Using Pauli matrices, find the eigenvectors for the magnetic spin interaction Hamiltonian

\begin{equation}\label{eqn:someSpinProblems:220}
H = – \inv{\Hbar} 2 \mu \BS \cdot \BB.
\end{equation}

A:

\begin{equation}\label{eqn:someSpinProblems:240}
\begin{aligned}
H
&= – \mu \Bsigma \cdot \BB \\
&= – \mu \lr{ B_x \begin{bmatrix} 0 & 1 \\ 1 & 0 \\ \end{bmatrix} + B_y
\begin{bmatrix} 0 & -i \\ i & 0 \\ \end{bmatrix} + B_z \begin{bmatrix} 1 & 0
\\ 0 & -1 \\ \end{bmatrix} } \\
&= – \mu
\begin{bmatrix}
B_z & B_x – i B_y \\
B_x + i B_y & -B_z
\end{bmatrix}.
\end{aligned}
\end{equation}

The characteristic equation is
\begin{equation}\label{eqn:someSpinProblems:260}
\begin{aligned}
0
&=
\begin{vmatrix}
-\mu B_z -\lambda & -\mu(B_x – i B_y) \\
-\mu(B_x + i B_y) & \mu B_z – \lambda
\end{vmatrix} \\
&=
-\lr{ (\mu B_z)^2 – \lambda^2 }
– \mu^2\lr{ B_x^2 – (iB_y)^2 } \\
&=
\lambda^2 – \mu^2 \BB^2.
\end{aligned}
\end{equation}

That is
\begin{equation}\label{eqn:someSpinProblems:360}
\boxed{
\lambda = \pm \mu B.
}
\end{equation}

Now for the eigenvectors.

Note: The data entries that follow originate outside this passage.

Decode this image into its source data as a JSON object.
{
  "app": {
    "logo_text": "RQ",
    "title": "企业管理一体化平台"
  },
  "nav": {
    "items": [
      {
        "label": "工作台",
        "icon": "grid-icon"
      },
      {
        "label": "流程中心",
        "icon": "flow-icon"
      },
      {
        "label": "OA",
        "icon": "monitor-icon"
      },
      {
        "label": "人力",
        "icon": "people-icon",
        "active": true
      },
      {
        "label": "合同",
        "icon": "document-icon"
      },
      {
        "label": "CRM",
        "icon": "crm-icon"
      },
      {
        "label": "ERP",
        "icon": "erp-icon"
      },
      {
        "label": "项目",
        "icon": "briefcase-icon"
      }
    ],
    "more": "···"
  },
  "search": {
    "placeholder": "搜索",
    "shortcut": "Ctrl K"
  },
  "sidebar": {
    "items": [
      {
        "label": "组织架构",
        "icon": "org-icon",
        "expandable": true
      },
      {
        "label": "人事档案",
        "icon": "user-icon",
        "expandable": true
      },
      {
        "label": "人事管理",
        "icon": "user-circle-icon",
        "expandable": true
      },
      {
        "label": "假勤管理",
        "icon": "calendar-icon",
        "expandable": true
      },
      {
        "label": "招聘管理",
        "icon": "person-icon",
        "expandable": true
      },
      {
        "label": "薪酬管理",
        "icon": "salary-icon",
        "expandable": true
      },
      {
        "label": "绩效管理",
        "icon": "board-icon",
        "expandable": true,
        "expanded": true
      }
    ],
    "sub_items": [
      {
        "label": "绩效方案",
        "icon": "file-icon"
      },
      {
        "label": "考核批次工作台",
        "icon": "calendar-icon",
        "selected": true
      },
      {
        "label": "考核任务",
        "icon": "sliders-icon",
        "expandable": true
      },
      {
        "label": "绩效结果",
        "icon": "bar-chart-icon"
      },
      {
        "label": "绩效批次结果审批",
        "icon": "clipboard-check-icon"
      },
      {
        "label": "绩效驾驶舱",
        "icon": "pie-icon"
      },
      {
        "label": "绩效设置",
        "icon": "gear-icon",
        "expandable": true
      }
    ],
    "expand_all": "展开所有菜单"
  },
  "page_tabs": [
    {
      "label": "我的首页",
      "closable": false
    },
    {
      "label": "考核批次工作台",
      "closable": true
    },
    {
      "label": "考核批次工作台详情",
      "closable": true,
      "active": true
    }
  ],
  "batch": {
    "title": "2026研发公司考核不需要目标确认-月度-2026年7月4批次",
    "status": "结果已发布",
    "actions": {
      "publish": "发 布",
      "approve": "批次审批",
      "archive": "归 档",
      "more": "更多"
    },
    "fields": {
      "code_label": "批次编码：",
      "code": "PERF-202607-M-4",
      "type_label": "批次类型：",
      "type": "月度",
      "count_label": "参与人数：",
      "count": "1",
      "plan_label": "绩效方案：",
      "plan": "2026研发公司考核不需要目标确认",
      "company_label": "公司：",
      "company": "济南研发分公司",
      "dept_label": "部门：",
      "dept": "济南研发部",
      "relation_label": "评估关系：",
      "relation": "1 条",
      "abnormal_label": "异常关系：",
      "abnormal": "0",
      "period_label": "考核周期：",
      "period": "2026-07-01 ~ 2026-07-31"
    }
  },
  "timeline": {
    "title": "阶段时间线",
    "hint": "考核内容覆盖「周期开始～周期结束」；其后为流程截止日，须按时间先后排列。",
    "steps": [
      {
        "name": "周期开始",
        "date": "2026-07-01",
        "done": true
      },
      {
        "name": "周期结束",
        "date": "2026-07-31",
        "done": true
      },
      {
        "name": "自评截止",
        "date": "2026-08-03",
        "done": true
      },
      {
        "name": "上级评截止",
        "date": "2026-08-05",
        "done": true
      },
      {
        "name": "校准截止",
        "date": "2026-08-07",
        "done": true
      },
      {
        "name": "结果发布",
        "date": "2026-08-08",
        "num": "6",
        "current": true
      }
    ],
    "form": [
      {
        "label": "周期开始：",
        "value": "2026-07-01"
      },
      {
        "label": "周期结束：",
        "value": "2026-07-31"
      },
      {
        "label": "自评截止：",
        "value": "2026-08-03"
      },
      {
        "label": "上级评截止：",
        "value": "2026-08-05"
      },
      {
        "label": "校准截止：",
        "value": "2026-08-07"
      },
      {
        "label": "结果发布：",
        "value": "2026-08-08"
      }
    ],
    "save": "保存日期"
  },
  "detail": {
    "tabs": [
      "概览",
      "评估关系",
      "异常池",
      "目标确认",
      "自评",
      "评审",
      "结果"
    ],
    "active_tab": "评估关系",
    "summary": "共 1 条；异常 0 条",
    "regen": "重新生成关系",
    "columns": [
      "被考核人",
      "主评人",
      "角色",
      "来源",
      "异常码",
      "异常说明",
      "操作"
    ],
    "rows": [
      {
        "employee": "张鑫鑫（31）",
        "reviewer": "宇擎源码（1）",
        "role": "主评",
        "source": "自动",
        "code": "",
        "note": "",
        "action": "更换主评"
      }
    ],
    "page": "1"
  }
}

We are looking for \( \ket{\pm} = (a,b)^\T \) such that

\begin{equation}\label{eqn:someSpinProblems:300}
0
= (-\mu B_z \mp \mu B) a -\mu(B_x – i B_y) b
\end{equation}

or

\begin{equation}\label{eqn:someSpinProblems:320}
\ket{\pm} \propto
\begin{bmatrix}
B_x – i B_y \\
B_z \pm B
\end{bmatrix}.
\end{equation}

This squares to

\begin{equation}\label{eqn:someSpinProblems:340}
B_x^2 + B_y^2 + B_z^2 + B^2 \pm 2 B B_z
= 2 B( B \pm B_z ),
\end{equation}

so the normalized eigenkets are
\begin{equation}\label{eqn:someSpinProblems:380}
\boxed{
\ket{\pm}
=
\inv{\sqrt{2 B( B \pm B_z )}}
\begin{bmatrix}
B_x – i B_y \\
B_z \pm B
\end{bmatrix}.
}
\end{equation}

References

[1] Jun John Sakurai and Jim J Napolitano. Modern quantum mechanics. Pearson Higher Ed, 2014.